- Manda II Location within Uttarakhand

Highest point
- Elevation: 6,568 m (21,549 ft)
- Prominence: 583 m (1,913 ft)
- Coordinates: 30°55′34″N 78°59′55″E﻿ / ﻿30.92611°N 78.99861°E

Geography
- Location: Uttarakhand, India
- Parent range: Garhwal Himalaya

Climbing
- First ascent: In 1982 an American expedition, through the South Ridge.

= Manda II =

Mountain in Uttarakhand, India

Manda II is a mountain of the Garhwal Himalaya in Uttarakhand India also called Manda south. The elevation of Manda II is 6568 m and its prominence is 583 m.

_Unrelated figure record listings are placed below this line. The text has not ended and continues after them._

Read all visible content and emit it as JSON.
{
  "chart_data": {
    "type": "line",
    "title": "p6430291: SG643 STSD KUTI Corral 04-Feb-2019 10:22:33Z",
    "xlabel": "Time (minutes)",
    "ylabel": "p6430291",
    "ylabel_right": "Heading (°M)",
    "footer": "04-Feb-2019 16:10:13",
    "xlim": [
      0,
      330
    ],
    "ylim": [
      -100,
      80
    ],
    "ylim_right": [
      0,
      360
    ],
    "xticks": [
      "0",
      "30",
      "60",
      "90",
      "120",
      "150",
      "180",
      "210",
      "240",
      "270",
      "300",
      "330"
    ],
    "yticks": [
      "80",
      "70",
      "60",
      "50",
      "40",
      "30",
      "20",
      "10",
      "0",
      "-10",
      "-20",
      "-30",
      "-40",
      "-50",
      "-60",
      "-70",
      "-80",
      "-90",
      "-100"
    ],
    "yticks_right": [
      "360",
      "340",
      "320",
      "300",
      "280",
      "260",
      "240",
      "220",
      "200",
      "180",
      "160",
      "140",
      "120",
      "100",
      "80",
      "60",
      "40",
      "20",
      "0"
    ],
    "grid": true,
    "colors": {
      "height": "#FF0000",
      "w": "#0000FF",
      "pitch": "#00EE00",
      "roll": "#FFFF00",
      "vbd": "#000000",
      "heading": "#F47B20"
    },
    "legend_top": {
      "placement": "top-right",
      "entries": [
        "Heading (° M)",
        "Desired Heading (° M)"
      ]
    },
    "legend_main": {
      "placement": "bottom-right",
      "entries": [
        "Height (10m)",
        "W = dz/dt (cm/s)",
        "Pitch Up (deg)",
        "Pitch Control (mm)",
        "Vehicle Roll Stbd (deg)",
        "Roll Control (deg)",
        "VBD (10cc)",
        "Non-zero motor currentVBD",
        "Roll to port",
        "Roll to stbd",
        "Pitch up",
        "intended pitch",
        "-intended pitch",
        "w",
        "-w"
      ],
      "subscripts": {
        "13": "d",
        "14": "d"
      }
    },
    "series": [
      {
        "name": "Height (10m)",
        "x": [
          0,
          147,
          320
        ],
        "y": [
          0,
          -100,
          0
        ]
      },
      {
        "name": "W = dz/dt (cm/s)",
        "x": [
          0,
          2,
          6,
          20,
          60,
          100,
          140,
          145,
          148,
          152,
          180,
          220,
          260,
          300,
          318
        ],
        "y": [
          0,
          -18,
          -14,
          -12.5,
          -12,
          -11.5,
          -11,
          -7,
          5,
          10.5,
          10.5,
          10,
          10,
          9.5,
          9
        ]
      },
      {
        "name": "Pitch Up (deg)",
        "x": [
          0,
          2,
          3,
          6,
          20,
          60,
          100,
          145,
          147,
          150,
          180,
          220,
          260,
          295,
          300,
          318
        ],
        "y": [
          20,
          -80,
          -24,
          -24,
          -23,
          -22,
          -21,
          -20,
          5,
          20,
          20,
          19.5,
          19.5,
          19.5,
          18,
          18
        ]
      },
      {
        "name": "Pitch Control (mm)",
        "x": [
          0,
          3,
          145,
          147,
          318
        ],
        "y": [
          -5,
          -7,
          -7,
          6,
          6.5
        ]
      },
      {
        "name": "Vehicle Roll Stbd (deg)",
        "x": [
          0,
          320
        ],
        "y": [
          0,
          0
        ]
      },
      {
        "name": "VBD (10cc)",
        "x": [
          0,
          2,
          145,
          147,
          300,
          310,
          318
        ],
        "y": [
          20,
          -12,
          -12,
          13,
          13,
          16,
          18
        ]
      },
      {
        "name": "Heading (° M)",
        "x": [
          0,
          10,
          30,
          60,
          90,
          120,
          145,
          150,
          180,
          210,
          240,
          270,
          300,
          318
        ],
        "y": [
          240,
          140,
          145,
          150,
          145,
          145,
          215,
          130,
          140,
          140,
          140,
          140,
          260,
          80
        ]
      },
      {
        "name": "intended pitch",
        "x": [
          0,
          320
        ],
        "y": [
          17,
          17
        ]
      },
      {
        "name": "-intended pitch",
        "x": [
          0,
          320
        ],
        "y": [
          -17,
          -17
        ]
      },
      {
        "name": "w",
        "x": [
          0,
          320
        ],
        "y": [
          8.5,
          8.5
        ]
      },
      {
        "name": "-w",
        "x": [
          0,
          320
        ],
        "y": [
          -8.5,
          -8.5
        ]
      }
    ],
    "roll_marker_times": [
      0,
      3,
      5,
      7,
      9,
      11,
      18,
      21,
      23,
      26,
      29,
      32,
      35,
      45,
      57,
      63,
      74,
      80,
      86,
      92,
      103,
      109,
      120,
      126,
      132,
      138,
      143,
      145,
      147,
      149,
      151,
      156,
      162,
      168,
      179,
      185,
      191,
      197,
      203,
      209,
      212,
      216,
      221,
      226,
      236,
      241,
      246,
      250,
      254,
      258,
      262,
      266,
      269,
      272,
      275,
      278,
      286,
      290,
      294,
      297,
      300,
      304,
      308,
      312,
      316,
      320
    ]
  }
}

It is joint 71st highest located entirely within the Uttrakhand. Nanda Devi, is the highest mountain in this category. It lies 1.6 km south of Manda I 6511 m and 2.4 km north of Manda III 6529 m. It lies 7.1 km NE of Jogin II 6342 m. Its nearest higher neighbor is Bhrigupanth 6772 m. It is located 8.1 km NW of Shivling (mountain) 6543 m and 14.6 km west lies Gangotri I 6682 m.

==Gangotri National Park==
The entire surrounding area are protected within the 2390 sqkm Gangotri National Park, one of the largest conservation area in India. The Gangotri National Park is home to several world-class treks, including Gangotri Gomukh Tapoban Nandanvan, Kerdarnath Vasuki tal trek, Har ki dun valley trek, Badrinath to Satopanth tal trek, Gangotri to Kedartal trek, Gangotri to Badrinath trek via Kalindi khal and many more.

==Climbing history==

In 1982 an American expedition, led by Mark Udall had the privilege of first ascent of Manda II through the South Ridge.

A group of climbers from Junipers, a climbing club of Calcutta decided to attempt Manda II from the east. The team led by Avijit Das, comprised Arnab Banerjee, Arka Ghosh, Kaushik Pal, RK Gambhisana, Thapa (HAP), Dil (HAP), and Dharmi (cook). On June 21 four members reached the summit around 4: 00 p.m. Fixing a total of 760 meters rope below the summit ridge. This is only the second summit of this peak and first Indian summit.

==Neighboring and subsidiary peaks==
neighboring or subsidiary peaks of Manda II:
- Thalay Sagar: 6904 m
- Meru Peak: 6660 m
- Manda III: 6529 m
- Shivling: 6543 m
- Gangotri I: 6682 m
- Gangotri II: 6590 m
- Gangotri III: 6577 m
- Jogin II: 6342 m

==Glaciers and rivers==
On the western side lies Kedar Bamak and on the eastern side lies Bhrigupanth Bamak. Kedar Ganga emerges from Kedar bamak and joins Bhagirathi River near Gangotri. Bhrigupanth Bamak drain down to Bhagirathi River near Bhojwas. Bhagirathi joins the Alaknanda River the other main tributaries of river Ganga at Dev Prayag and called Ganga there after.